## Notebook appendix E: *Does local or global similarity differ?*
This notebook creates the scatter plot of appendix E. The boxplots are generated in the `4_5_model_cats_influencing_similarity_consistency.ipynb`.    

In [None]:
import matplotlib.pyplot as plt
import pandas as pd
import seaborn as sns

from constants import (
    BASE_PATH_RESULTS,
    ds_list_sim_file,
    fontsizes,
    fontsizes_cols
)
from helper import (
    load_all_datasetnames_n_info,
    pp_storing_path,
    save_or_show
)

sns.set_style('ticks')

#### Global variables

In [None]:
# Datasets
ds_list, ds_info = load_all_datasetnames_n_info(ds_list_sim_file, verbose=False)

# Experiment configuration
corr_type = 'pearsonr'  # 'pearsonr', 'spearmanr'
suffix = ''  # '', '_wo_mae'
exp_conf = f'{corr_type}{suffix}'

# Path to correlation data
data_path = BASE_PATH_RESULTS / f'aggregated/r_coeff_dist/with_cats_as_anchors/agg_{corr_type}_all_ds_with_rsa{suffix}.csv'
assert data_path.exists(), f'Path does not exist: {data_path}. Aggregated correlation coefficients across all dataset pairs not found, please run aggregate_consistencies_for_model_set_pairs.ipynb first.'

## Version and plotting info
version = 'arxiv'
curr_fontsizes = fontsizes if version == 'arxiv' else fontsizes_cols

SAVE = True
storing_path = pp_storing_path(BASE_PATH_RESULTS / 'plots' / 'final' / version / 'app_E_local_vs_global', SAVE)

#### Load data

In [None]:
r_coeff_data = pd.read_csv(data_path)
r_coeff_data = r_coeff_data[r_coeff_data['ds1'].isin(ds_list) & r_coeff_data['ds2'].isin(ds_list)].reset_index(
    drop=True).copy()

#### Create scatterplots with all correlations between all model set pairs and dataset pairs

In [None]:
from scipy import stats

combs = [('CKA linear', 'CKA RBF 0.4'), ('CKA linear', 'RSA spearman')]
fig, axs = plt.subplots(nrows=1, ncols=2, figsize=(12, 5))  # Increased width for better visibility

for i, (x, y) in enumerate(combs):
    dat1 = r_coeff_data[r_coeff_data['Similarity metric'] == x]
    dat2 = r_coeff_data[r_coeff_data['Similarity metric'] == y]
    dat1 = dat1.set_index(['ds1', 'ds2', 'anchor_cat', 'other_cat'])
    dat2 = dat2.set_index(['ds1', 'ds2', 'anchor_cat', 'other_cat'])

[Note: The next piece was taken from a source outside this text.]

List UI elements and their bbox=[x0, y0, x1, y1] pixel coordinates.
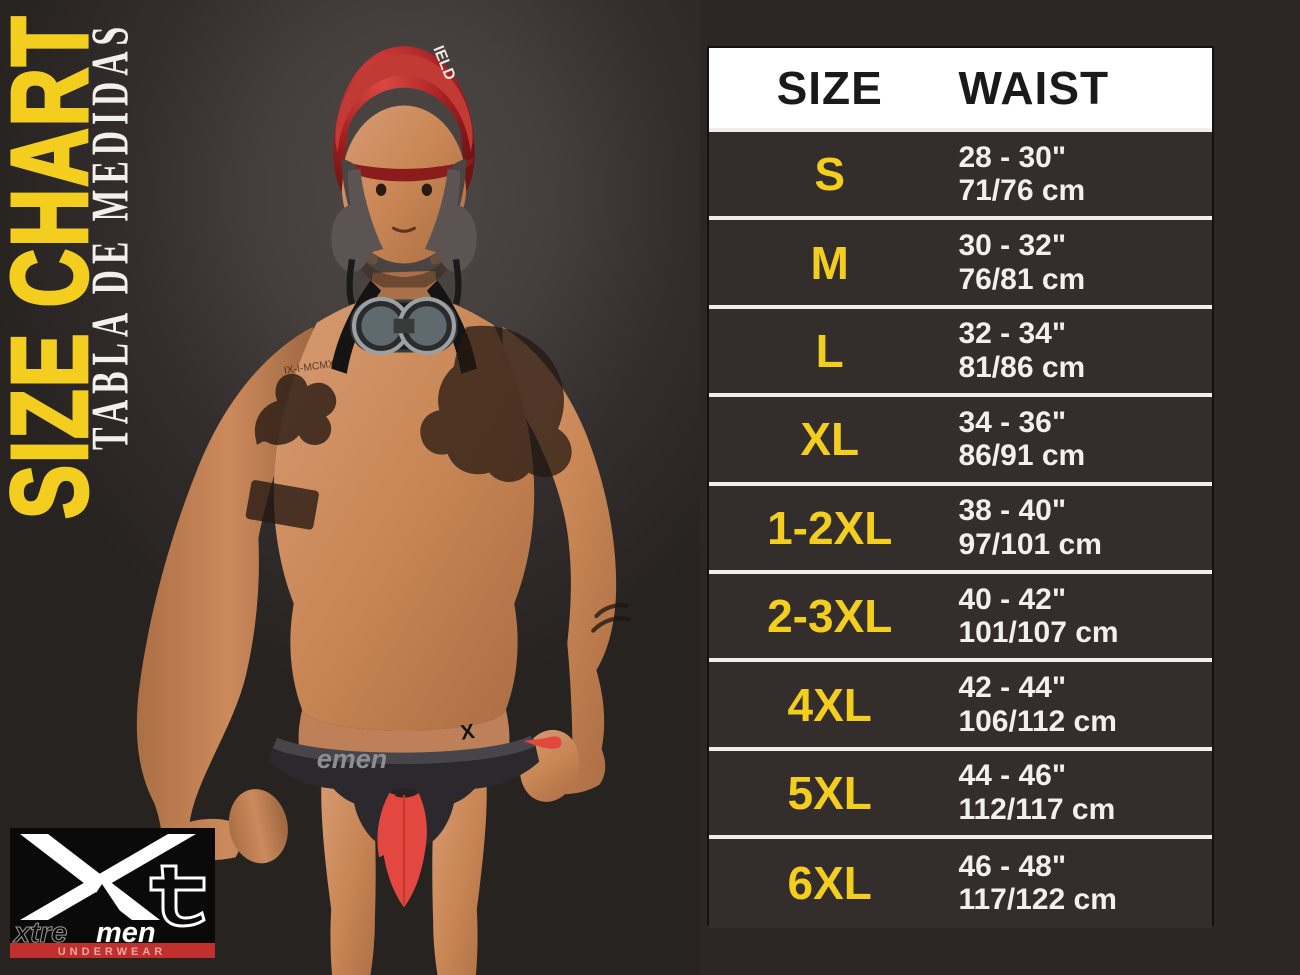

    dat1.columns = [col + ' sm1' for col in dat1.columns]
    dat2.columns = [col + ' sm2' for col in dat2.columns]
    dat_concat = pd.concat([dat1, dat2], axis=1)

    ax = axs[i]
    sns.scatterplot(data=dat_concat, x="r coeff sm1", y="r coeff sm2", alpha=0.5, s=10, ax=ax)

    ax.set_xlabel(f'r coeff. ({x})', fontsize=curr_fontsizes['label'])
    ax.set_ylabel(f'r coeff. ({y})', fontsize=curr_fontsizes['label'])
    ax.tick_params(labelsize=curr_fontsizes['ticks'])

    r, p = stats.pearsonr(dat_concat['r coeff sm1'], dat_concat['r coeff sm2'])
    ax.text(0.05, 0.95, f'Overall r = {r:.2f}\np-value < 0.001', transform=ax.transAxes,
            verticalalignment='top', fontsize=curr_fontsizes['legend'])

plt.subplots_adjust(wspace=0.2 if version == 'arxiv' else 0.3)
save_or_show(fig, storing_path / f'consistency_local_global_scatter_plot{suffix}.pdf', SAVE)